The present analysis was restricted to the three IOIs most adjacent to the target. It would be interesting to investigate the extent to which additional IOIs contribute to the decision in future studies. This can be achieved simply by adding additional IOIs to Eq. 1. Such analyses may provide insight into questions like whether listeners consider IOIs from earlier parts of the sequence, using for example all previous A-B intervals to form a representation of the average duration of this interval and compare it to the IOIAB-T in the target triplet. If the data show that this was the case, and if the weights assigned to previous triplets are higher for the longer sequences, then the extended model including the additional IOIs could be used to answer the question whether the estimated increase in internal noise in the present analyses was partly due to the inclusion of only the three IOIs from the target triplet.

Another interesting generalization of the methodological approach developed here could be to incorporate potential nonlinear transformations of the IOIs. To this end, the IOI i terms in Eq. 1 can be replaced by f(IOI i ), where f() is a monotonic function (cf. Richards, 2002). Whether this will provide a better fit of the data than the linear model used in this article is an empirical question, but does not render the general approach invalid.

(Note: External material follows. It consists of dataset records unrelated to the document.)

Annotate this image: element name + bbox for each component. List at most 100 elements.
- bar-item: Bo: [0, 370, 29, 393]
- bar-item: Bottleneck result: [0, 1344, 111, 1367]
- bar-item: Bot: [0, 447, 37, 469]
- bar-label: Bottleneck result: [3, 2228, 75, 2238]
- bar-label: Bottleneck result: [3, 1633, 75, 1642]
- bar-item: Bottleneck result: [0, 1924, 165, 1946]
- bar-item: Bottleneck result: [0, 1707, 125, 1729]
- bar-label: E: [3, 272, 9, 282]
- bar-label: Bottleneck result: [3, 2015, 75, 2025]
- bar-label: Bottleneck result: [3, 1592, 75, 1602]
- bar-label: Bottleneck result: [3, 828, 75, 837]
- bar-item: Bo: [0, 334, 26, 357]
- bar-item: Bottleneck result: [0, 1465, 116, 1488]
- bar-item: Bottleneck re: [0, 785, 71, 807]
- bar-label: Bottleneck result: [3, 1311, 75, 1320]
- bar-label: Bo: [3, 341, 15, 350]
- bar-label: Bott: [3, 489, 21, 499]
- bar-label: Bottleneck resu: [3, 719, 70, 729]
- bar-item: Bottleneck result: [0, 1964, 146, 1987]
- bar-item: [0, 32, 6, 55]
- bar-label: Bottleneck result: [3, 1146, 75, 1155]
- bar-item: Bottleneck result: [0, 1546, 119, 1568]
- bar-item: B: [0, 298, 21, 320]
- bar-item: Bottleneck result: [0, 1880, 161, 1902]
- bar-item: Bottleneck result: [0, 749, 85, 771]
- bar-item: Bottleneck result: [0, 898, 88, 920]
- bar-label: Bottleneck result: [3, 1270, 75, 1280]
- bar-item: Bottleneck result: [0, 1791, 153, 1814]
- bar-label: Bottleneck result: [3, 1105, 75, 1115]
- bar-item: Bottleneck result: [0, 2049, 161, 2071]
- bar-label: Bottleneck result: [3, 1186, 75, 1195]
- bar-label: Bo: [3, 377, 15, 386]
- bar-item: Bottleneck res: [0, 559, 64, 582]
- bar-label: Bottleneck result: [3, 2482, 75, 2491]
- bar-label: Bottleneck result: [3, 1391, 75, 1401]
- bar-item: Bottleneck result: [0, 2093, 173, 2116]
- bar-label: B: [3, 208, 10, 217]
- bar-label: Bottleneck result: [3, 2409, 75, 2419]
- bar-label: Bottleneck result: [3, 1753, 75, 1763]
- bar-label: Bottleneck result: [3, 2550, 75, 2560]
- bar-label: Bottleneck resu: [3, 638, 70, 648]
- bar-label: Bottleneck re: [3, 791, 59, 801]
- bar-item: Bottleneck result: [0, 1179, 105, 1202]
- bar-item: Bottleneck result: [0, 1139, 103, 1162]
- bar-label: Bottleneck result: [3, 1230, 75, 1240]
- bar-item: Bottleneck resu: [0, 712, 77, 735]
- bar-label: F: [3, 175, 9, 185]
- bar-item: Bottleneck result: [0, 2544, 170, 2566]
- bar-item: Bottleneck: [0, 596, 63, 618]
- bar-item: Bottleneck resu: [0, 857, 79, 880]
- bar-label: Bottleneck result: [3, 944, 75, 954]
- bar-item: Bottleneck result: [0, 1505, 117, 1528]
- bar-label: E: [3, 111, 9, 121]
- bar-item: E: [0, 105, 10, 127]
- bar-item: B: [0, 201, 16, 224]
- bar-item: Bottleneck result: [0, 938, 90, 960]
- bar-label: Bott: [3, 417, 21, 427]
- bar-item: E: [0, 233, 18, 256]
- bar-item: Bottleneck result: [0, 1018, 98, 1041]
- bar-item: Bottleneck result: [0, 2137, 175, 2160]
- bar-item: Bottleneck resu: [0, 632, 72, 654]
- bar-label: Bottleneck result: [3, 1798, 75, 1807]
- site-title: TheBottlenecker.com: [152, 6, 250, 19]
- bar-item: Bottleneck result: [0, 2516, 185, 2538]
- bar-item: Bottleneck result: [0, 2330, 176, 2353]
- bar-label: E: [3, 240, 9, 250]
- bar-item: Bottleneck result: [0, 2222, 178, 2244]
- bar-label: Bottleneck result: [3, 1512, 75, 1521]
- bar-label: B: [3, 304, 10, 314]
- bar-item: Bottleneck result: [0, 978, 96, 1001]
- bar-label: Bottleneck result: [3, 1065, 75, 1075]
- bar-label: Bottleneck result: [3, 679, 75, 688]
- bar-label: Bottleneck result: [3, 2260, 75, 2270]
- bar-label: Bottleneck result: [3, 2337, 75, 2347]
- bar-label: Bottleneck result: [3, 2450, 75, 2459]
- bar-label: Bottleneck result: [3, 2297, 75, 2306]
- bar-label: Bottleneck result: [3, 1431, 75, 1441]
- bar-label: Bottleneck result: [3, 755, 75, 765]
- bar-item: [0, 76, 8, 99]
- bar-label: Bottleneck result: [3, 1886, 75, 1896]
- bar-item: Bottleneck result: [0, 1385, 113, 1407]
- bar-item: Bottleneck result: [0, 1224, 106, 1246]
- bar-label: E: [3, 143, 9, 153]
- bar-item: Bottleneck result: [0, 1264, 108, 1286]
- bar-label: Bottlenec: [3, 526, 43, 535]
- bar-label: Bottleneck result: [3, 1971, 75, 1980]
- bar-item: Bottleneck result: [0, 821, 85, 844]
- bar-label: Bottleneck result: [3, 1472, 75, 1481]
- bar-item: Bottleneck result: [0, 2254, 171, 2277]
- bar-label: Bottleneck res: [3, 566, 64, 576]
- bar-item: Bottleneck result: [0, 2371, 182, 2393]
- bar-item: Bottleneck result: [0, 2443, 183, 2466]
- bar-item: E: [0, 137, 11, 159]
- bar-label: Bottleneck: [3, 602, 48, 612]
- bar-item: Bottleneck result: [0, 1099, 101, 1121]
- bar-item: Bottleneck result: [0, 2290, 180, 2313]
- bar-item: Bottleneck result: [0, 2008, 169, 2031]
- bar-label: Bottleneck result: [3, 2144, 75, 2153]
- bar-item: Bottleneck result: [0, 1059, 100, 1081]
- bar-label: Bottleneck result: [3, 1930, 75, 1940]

Importantly, the method here is not restricted to the temporal shift discrimination task used as an example in the present experiment, but can be applied to any task in which the performance can be assumed to depend on the perceptual organization of the sequence—as, for example, frequency discrimination (Ma et al., 2010). The methodology outlined in this article should also be useful for other domains than auditory stream segregation. For example, in an experiment on object-based visual attention (Chen, 2012; Kahneman & Henik, 1981), the methods described in this article could be used to quantify the amount of selective attention to the target in different conditions, by measuring the decision weights assigned to target and distractor elements. In addition, a potential increase in internal noise caused by the distractor elements could be identified and quantified by the efficiency analyses.

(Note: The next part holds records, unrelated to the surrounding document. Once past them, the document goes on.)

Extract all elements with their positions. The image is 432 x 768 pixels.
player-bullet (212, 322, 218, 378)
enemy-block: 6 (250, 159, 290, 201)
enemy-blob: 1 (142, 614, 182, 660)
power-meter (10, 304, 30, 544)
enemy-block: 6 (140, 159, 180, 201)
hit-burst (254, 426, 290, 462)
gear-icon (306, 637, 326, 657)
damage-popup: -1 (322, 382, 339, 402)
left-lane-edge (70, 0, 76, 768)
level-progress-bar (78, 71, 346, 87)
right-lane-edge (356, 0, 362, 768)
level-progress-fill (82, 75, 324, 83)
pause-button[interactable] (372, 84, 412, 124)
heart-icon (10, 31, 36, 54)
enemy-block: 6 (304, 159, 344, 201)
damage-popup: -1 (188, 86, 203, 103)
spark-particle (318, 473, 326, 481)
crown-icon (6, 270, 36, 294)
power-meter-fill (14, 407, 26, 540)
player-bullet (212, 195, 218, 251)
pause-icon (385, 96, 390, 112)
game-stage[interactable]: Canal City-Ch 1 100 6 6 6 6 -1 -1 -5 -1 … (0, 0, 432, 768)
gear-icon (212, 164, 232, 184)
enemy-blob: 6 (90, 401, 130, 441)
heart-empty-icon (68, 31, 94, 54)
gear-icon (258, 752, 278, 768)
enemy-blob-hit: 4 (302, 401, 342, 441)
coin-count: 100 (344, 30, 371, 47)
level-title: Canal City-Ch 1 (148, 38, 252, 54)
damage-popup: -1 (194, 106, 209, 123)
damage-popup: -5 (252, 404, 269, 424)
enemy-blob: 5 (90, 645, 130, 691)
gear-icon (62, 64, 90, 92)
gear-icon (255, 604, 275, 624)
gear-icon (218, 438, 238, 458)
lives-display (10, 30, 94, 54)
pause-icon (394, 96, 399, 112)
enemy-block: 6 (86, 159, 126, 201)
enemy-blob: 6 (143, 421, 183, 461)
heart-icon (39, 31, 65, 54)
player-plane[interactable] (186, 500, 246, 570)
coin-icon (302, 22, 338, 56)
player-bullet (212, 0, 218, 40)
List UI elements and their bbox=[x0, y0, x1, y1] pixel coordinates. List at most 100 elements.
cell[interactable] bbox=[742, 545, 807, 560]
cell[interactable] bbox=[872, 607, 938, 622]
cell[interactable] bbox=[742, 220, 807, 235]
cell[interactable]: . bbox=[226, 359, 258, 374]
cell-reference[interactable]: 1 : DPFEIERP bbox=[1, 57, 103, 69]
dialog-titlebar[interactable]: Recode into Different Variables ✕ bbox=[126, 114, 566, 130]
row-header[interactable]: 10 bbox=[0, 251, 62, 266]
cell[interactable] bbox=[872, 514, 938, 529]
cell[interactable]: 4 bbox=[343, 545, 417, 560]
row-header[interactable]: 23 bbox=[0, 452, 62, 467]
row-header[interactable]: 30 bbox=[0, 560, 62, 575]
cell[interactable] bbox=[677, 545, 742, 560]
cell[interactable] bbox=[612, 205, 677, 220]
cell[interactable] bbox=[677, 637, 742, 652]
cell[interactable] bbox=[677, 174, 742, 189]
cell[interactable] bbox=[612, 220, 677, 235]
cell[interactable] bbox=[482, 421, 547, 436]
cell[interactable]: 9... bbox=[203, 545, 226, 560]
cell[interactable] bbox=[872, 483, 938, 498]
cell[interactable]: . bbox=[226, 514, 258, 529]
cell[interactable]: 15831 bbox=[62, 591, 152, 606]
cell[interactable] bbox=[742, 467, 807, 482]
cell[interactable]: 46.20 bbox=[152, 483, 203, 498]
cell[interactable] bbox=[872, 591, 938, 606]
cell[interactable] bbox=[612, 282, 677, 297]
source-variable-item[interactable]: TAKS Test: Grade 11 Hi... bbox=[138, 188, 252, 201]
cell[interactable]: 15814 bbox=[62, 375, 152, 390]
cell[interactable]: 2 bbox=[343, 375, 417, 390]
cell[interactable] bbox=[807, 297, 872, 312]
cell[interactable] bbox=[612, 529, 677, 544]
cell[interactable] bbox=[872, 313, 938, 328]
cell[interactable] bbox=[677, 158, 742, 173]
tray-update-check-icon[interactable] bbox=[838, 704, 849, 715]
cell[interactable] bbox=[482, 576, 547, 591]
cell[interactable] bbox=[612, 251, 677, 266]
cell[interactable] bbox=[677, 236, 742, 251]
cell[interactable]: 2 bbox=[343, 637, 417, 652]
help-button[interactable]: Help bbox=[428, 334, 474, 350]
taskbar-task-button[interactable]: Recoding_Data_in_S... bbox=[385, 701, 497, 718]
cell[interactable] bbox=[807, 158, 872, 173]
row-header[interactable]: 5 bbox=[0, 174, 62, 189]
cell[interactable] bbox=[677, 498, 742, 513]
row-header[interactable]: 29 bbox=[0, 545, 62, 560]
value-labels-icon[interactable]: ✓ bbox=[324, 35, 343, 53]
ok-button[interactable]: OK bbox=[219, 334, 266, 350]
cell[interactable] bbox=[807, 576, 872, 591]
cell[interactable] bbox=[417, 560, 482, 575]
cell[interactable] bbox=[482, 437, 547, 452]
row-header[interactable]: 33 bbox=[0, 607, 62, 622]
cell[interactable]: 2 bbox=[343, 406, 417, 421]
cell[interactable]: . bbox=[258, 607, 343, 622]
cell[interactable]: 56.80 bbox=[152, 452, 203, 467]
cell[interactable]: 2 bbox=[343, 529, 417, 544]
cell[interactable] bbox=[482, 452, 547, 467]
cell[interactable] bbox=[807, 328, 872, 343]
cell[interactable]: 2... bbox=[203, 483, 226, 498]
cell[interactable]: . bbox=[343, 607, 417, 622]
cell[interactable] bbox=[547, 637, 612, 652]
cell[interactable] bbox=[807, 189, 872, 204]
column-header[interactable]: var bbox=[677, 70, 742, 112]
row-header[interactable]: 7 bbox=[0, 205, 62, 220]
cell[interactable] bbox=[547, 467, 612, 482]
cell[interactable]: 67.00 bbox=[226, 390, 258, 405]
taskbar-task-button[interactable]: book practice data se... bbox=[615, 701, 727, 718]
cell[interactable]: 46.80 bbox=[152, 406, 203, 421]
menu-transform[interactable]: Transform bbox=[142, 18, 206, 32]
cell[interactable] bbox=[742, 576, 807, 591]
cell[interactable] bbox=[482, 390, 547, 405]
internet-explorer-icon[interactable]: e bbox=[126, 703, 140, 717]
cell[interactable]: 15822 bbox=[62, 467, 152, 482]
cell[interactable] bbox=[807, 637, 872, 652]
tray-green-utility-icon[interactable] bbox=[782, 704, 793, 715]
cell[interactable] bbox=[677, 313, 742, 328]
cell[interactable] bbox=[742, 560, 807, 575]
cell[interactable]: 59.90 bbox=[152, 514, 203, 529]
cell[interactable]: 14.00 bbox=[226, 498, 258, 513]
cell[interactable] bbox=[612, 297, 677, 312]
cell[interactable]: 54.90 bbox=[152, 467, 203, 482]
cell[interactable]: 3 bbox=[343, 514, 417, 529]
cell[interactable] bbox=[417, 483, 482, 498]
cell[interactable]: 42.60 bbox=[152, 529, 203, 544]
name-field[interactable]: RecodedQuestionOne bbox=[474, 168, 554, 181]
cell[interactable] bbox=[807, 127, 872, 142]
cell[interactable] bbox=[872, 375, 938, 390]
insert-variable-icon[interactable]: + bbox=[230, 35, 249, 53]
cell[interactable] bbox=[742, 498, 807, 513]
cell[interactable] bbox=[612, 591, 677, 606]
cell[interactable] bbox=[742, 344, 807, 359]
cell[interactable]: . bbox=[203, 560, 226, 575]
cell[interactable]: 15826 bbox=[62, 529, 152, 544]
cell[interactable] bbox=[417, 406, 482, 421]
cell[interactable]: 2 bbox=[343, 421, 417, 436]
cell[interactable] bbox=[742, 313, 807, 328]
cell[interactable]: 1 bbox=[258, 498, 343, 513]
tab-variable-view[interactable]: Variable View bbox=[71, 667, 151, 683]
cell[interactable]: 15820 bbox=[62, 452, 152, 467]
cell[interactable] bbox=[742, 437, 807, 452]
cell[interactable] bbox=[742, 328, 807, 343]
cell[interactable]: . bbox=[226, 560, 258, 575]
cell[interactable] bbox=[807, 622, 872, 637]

In summary, using exactly the same task as in an experiment aimed at a sensitivity-based objective measure of auditory streaming, a rich set of behavioral measures of streaming can be obtained, overcoming limitations of measures based only on sensitivity. In terms of the experimental method, it is only necessary to impose random variations on the IOIs, and to additionally measure the sensitivity for the stimulus elements underlying the performance in the studied task, as for example gap duration discrimination limens for the different IOIs constituting an ABA sequence. This will make it possible to estimate (a) sensitivity, (b) decision weights, and (c) a measure of internal noise, using standard data analysis techniques like logistic regression. It should be noted, however, that in order to obtain precise estimates of the decision weights on an individual level, the proposed method requires a somewhat higher number of trials than does an experiment measuring only the sensitivity. The multimeasure molecular psychophysics approach applied in the present study offered a detailed insight into effects of stream segregation on the performance in a temporal shift discrimination task. In particular, the method provides an observer efficiency measure indexing the increase of internal noise, as compared to a situation without stream segregation. Unlike estimates of sensitivity, this measure was able to dissociate fast from slow ABA and ABB sequences. These sequences clearly differed in their perceptual organization (one vs. two streams, as revealed by subjective ratings), but not in terms of sensitivity in the temporal shift discrimination task, demonstrating the limitations of sensitivity as an objective measure of streaming.